The Army on Monday officially lifted its ‘stop work’ order for the Future Long Range Assault Aircraft (FLRAA) program, the service’s Program Executive Office-Aviation confirmed, which follows the Government Accountability Office’s (GAO) decision last week denying Sikorsky’s [LMT] protest of the contract award to Bell [TXT].

“We acknowledge and appreciate the GAO’s thorough review and decision to uphold our decision to award the FLRAA Weapon System Development contract to Bell Textron. We look forward to reviewing the full GAO report,” PEO Aviation said in a statement to

Defense Daily on Tuesday.

The Bell V-280 Valor. (Bell Flight)
The Bell V-280 Valor. (Bell Flight)

Bell’s V-280 Valor tiltrotor aircraft design was named the winner of the FLRAA competition on Dec. 5, beating out a Sikorsky and Boeing [BA] team’s Defiant X coaxial rigid rotor helicopter offering for the program to find an eventual UH-60 Black Hawk helicopter replacement (Defense Daily, Dec. 5).

Sikorsky then filed a protest with the GAO in late December, which stopped Bell’s work on the program while the agency considered the challenge to the contract award.

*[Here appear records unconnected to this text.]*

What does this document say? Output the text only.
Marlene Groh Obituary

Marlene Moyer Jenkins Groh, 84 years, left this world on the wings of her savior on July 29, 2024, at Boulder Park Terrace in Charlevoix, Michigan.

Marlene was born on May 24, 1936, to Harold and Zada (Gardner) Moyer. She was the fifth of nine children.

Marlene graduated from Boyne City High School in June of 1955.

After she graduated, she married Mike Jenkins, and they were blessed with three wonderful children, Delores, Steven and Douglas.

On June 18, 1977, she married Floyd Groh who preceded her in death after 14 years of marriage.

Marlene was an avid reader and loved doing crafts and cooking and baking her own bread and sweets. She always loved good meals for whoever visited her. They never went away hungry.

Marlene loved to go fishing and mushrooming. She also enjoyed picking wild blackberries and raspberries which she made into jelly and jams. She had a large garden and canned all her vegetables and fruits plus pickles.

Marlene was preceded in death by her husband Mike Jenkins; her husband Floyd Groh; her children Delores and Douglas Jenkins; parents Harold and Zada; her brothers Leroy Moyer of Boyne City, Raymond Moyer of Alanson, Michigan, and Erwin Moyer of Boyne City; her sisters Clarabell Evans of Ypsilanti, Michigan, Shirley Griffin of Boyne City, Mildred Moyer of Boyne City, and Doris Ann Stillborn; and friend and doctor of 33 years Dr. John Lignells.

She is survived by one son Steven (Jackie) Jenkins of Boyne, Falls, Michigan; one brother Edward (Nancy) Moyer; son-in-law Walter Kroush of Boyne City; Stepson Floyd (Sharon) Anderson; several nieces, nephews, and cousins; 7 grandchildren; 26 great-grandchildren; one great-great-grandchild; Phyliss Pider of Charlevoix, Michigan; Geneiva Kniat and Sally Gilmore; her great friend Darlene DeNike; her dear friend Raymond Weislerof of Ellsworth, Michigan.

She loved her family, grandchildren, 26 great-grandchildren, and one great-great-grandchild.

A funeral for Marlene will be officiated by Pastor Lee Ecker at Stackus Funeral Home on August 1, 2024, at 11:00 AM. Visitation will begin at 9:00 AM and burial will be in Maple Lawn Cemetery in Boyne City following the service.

The GAO announced its decision denying Sikorsky’s protest on April 6, concluding “the Army reasonably evaluated Sikorsky’s proposal as technically unacceptable because Sikorsky failed to provide the level of architectural detail required by the [Request for Proposal]” (Defense Daily, April 6). 

Following the GAO’s announcement, Sikorsky and Boeing said the companies would “review the GAO’s decision and determine our next steps.”

Army Under Secretary Gabe Camarillo was asked by reporters on Tuesday if the service is expecting a follow-up lawsuit with the Federal Claims Court challenging the protest outcome, potentially leading to another pause on the program.

“It’s always possible. Any GAO decision could be appealed in the Court of Federal Claims. Certainly, that’s anybody’s entitlement in the process. And certainly, if it were litigated and if there was some kind of a stop in the program, it would have a corresponding effect on our ability to execute. We’re prepared to respond in any contingency. But in the meantime, we’re going to plan as though we’re moving forward on the program given the GAO’s recent decision,” Camarillo said following his remarks at an Association of the United States Army event. 

Doug Bush, the Army’s top acquisition official, told reporters at the time of the contract announcement in December the service factored a potential protest of the award into its planned program timeline.

The Army’s initial FLRAA deal to Bell is worth up to $1.3 billion but could total $7 billion if all options are picked up, which would include delivery of prototype aircraft and the first lot of low-rate initial production platforms (Defense Daily, Dec. 6).